В комнате, похожей на офис, с отдельным столом для чаепития и полным набором проводов, она познакомилась с двумя сотрудниками – мужчинами примерно одного с нею возраста – Ильясом, коренастым, с голосом богатого тембра, и Ширапутдином – худощавым, с проседью в густо-черных волосах.
– А тебе зачем эта запись? – спросил Ширапутдин.
– Отнесу в Госдуму, пусть посмотрят, – ответила она.
– Ильяс, Ильяс, ты слышал? Она вчерашнюю запись хочет в Госдуму отнести...
– Ты кто, вообще, такая? С луны, что ли, свалилась? – Ильяс шлепнул о стол стопку бумаг, которую перебирал с самого Наташиного прихода.
– Короче, вы дадите мне эту запись?
– Дадим. Только у нас чистой кассеты нет. Ты вечером приходи, нам один парень обещал чистую занести, – сказал Ширапутдин, провожая ее к выходу.

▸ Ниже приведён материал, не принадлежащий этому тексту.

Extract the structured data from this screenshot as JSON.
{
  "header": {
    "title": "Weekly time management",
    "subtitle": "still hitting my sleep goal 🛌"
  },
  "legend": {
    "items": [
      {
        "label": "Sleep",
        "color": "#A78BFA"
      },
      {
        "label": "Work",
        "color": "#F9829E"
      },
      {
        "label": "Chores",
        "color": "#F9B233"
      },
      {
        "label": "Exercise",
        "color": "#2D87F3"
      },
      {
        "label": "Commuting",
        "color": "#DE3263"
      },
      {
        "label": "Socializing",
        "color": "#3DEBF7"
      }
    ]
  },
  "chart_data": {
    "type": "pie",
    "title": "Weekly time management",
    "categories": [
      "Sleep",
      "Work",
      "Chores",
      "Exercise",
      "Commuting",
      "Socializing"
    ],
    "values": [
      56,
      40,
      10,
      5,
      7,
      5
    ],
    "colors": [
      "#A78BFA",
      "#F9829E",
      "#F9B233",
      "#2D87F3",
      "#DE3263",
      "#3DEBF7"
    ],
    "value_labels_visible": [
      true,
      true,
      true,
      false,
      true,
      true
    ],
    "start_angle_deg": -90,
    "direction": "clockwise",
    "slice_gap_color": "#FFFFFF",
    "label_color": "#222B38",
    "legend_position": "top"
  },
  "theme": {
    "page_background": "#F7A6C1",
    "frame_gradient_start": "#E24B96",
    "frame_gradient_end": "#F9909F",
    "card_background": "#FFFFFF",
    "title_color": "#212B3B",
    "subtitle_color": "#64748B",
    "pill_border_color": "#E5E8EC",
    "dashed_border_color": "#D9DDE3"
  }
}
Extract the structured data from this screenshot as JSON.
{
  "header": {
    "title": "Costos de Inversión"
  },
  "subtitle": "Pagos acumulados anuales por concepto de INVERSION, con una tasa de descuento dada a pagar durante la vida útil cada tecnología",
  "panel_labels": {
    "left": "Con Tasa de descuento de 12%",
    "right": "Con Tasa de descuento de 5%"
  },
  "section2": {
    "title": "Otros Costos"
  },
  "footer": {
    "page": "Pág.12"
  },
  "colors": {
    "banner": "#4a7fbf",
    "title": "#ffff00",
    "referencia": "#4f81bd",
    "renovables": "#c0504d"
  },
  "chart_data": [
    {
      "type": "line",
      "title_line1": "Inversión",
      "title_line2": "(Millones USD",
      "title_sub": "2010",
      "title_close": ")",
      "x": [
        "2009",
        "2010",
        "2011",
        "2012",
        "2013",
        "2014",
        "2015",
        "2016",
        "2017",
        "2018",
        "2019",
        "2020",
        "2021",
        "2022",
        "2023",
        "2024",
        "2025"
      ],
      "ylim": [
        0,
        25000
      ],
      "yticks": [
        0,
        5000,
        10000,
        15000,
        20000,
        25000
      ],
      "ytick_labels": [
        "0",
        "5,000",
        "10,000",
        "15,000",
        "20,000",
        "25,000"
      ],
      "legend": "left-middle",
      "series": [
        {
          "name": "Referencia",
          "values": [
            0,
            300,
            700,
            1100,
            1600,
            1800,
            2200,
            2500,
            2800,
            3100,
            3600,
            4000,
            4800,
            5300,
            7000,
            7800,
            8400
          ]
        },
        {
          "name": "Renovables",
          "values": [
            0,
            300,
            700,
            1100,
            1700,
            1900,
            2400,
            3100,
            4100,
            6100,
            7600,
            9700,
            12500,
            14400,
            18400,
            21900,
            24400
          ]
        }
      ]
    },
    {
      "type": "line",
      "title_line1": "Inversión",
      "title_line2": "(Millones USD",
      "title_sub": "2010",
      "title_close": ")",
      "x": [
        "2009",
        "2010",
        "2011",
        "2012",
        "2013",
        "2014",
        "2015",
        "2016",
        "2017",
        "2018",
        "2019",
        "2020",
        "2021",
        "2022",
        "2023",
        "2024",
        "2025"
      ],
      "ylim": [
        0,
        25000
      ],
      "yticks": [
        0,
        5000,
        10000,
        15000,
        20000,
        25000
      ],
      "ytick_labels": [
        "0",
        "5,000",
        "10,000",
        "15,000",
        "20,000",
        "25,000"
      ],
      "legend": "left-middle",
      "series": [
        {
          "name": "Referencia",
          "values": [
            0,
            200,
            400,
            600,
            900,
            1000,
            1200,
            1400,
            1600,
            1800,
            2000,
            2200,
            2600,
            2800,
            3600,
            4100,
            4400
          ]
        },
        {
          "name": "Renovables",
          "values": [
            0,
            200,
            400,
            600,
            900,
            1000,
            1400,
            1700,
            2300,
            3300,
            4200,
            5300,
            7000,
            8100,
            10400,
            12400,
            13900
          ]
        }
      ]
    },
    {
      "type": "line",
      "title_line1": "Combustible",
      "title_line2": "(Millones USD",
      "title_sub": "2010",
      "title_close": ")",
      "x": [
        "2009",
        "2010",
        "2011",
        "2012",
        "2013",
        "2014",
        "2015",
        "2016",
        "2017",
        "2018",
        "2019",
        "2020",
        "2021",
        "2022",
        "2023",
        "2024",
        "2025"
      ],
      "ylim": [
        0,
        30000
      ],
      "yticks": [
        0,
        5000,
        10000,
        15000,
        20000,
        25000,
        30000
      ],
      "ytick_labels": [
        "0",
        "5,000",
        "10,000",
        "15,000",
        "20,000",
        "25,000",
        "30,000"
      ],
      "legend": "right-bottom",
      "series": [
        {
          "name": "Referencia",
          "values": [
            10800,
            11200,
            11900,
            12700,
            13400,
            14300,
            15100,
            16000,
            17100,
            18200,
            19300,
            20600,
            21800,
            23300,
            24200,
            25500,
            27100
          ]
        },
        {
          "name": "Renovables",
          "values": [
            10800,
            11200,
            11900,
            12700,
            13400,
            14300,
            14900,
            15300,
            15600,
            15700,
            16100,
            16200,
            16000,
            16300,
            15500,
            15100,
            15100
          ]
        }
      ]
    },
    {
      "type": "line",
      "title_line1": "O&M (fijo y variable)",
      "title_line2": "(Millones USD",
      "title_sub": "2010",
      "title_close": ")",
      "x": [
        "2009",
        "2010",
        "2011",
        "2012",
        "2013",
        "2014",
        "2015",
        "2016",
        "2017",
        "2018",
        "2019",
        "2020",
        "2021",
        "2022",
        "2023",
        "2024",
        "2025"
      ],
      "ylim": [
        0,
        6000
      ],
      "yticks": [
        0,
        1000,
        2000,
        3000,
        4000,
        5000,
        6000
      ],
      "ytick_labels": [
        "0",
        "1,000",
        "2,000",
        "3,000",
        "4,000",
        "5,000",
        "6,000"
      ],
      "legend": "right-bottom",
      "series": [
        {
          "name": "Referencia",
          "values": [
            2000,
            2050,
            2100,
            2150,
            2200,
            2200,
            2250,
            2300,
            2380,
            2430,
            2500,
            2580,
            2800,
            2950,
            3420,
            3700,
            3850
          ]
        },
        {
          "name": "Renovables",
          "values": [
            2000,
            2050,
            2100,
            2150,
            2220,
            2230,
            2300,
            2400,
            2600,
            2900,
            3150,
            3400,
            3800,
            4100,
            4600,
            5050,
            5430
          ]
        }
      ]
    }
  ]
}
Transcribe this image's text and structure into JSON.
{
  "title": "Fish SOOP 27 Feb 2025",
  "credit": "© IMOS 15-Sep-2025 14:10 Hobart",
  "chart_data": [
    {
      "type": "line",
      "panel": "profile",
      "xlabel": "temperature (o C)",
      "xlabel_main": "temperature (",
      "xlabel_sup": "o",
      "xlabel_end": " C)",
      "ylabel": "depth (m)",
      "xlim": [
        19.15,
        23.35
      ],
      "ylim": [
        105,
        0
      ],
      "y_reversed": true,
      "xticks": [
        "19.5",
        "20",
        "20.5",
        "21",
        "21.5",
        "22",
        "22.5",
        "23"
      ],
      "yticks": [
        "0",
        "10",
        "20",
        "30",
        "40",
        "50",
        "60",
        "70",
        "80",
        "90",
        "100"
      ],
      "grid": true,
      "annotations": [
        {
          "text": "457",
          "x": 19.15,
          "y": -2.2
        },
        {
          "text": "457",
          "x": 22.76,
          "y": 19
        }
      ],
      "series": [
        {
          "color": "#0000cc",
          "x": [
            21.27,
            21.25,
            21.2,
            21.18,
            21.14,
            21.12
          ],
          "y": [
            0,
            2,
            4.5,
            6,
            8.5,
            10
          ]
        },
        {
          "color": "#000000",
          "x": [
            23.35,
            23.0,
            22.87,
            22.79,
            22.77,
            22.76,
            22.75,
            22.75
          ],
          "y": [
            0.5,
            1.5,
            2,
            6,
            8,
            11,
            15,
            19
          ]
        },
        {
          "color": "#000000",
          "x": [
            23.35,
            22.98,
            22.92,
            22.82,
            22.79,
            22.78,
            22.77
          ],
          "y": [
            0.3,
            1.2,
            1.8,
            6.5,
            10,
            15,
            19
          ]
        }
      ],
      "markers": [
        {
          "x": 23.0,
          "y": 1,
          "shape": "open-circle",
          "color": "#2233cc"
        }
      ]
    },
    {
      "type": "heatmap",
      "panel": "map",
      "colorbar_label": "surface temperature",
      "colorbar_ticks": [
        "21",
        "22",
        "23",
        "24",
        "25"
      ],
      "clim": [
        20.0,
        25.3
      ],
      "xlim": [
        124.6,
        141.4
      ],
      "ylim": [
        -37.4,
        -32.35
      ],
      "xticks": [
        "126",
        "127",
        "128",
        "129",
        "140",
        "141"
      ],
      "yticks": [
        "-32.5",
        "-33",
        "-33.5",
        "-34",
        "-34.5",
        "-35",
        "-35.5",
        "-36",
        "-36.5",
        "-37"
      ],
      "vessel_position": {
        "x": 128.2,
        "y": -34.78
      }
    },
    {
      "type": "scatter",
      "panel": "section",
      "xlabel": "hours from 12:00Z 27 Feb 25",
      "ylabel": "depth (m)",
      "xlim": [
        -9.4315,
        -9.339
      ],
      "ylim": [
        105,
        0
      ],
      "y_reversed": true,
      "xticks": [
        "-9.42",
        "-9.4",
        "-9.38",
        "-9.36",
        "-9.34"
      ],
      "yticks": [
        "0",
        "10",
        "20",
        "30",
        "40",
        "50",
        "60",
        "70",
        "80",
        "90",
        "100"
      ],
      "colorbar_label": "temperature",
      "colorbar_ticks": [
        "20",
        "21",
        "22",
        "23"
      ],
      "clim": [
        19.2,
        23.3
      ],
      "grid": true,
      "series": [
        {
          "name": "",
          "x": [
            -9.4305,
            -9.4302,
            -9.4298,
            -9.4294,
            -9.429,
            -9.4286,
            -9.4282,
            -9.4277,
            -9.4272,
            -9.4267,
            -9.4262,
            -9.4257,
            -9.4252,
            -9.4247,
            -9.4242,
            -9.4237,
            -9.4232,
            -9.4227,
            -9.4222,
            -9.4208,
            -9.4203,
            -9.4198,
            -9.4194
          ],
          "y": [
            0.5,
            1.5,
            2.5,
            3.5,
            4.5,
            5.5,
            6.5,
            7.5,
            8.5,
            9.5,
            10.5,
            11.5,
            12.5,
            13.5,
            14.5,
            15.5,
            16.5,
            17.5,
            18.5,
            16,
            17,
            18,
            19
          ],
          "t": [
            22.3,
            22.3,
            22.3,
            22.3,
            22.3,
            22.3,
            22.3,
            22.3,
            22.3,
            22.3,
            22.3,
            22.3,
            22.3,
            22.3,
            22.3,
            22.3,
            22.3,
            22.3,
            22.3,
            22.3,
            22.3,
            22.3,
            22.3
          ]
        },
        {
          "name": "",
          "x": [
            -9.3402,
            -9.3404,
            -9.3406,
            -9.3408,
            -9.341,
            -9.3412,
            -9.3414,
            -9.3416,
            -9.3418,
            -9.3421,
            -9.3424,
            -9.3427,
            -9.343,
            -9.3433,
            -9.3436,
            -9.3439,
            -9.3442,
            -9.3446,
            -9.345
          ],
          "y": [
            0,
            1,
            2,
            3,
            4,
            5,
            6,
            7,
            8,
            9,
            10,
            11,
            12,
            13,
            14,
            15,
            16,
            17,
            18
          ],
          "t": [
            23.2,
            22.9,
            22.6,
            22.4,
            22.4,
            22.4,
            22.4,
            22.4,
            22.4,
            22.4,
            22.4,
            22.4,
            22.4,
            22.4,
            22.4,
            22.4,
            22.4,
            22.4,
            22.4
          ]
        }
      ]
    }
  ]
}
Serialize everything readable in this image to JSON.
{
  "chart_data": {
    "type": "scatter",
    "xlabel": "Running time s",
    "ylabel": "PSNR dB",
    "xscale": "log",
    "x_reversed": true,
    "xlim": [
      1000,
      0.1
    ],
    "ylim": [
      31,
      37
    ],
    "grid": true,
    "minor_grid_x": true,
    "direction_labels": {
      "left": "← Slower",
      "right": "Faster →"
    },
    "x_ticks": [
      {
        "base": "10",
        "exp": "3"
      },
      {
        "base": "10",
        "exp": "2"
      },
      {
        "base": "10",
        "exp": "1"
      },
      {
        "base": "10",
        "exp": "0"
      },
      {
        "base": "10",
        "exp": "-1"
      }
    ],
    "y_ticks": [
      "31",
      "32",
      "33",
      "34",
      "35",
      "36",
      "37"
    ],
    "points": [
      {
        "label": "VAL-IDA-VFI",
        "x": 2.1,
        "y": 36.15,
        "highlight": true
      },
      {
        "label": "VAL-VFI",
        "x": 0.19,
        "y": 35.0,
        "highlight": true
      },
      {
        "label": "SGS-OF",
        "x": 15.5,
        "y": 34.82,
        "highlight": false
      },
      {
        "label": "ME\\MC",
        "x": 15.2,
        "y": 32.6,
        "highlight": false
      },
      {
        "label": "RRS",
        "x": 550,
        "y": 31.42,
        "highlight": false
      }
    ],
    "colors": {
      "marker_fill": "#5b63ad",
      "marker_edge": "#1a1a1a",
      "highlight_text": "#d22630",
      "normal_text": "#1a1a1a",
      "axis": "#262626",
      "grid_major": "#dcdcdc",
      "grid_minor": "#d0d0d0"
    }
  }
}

Она снова зашла к ним уже после наступления комендантского часа. Ильяс и Ширапутдин были на месте. Сидели за столом в одинаковых свитерах. Такие – вязанные из коричневых, зеленых и желтых ниток с узорами в виде ромбиков и квадратов – Наташа называла «чеченскими». Ими были завалены все местные рынки, их носил каждый второй, такими же пестрели многие ее снимки.
– Он еще не приходил, – сказал Ширапутдин. – Скоро будет. Садись чай пить.
Наташа села за стол. Вошел Асланбек Большой.
– Наташа, ты еще здесь, не уехала...
Наконец появился «парень», которого все ждали. Ей показалось, она его где-то уже видела. Он поздоровался за руку с мужчинами и захихикал, посмотрев на Наташу.
– Я не знаю, что на ней записано. Надо посмотреть, – он вынул из кармана куртки кассету и, хохотнув, передал ее Ширапутдину. Тот вставил кассету в видеомагнитофон.
Комната застонала. Вздохи заполнили пространство. Все молча смотрели в экран. Время потянулось – медленно поползло, отстукиваемое Наташиным пульсом. Минута, две, три... Почему они не выключают?
Наташа обернулась. Мужчины смотрели на нее. Холодный пот покатился по спине под курткой. Она поняла, еще секунда, и она отсюда не уйдет.
– И долго мы будем это смотреть? – спросила она. Ее затылок напрягся.
– А тебе что, не нравится? – делано удивился тот, кто принес кассету. Его слова, его взгляд – все было липким.
Наташа вспомнила, где она его видела – на митинге за независимость в Грозном. Он юрко сновал в толпе женщин, раздавая им тонкие брошюры религиозного содержания. Тогда он показался ей исламским фанатиком.
– Ах, какая хорошая кассета, – сладко сказал он. – На такую жалко записывать.
Мужчины заулыбались.
– Давайте решим вопрос, – сказала она, тоном охлаждая горячий от вздохов воздух. – Записываете вы мне кассету или нет?
Мужчины не отвечали. По-прежнему, улыбаясь, смотрели на нее. А кассета шла. Эпизод приближался к кульминации, за которой наверняка последовал бы следующий – реалистичный.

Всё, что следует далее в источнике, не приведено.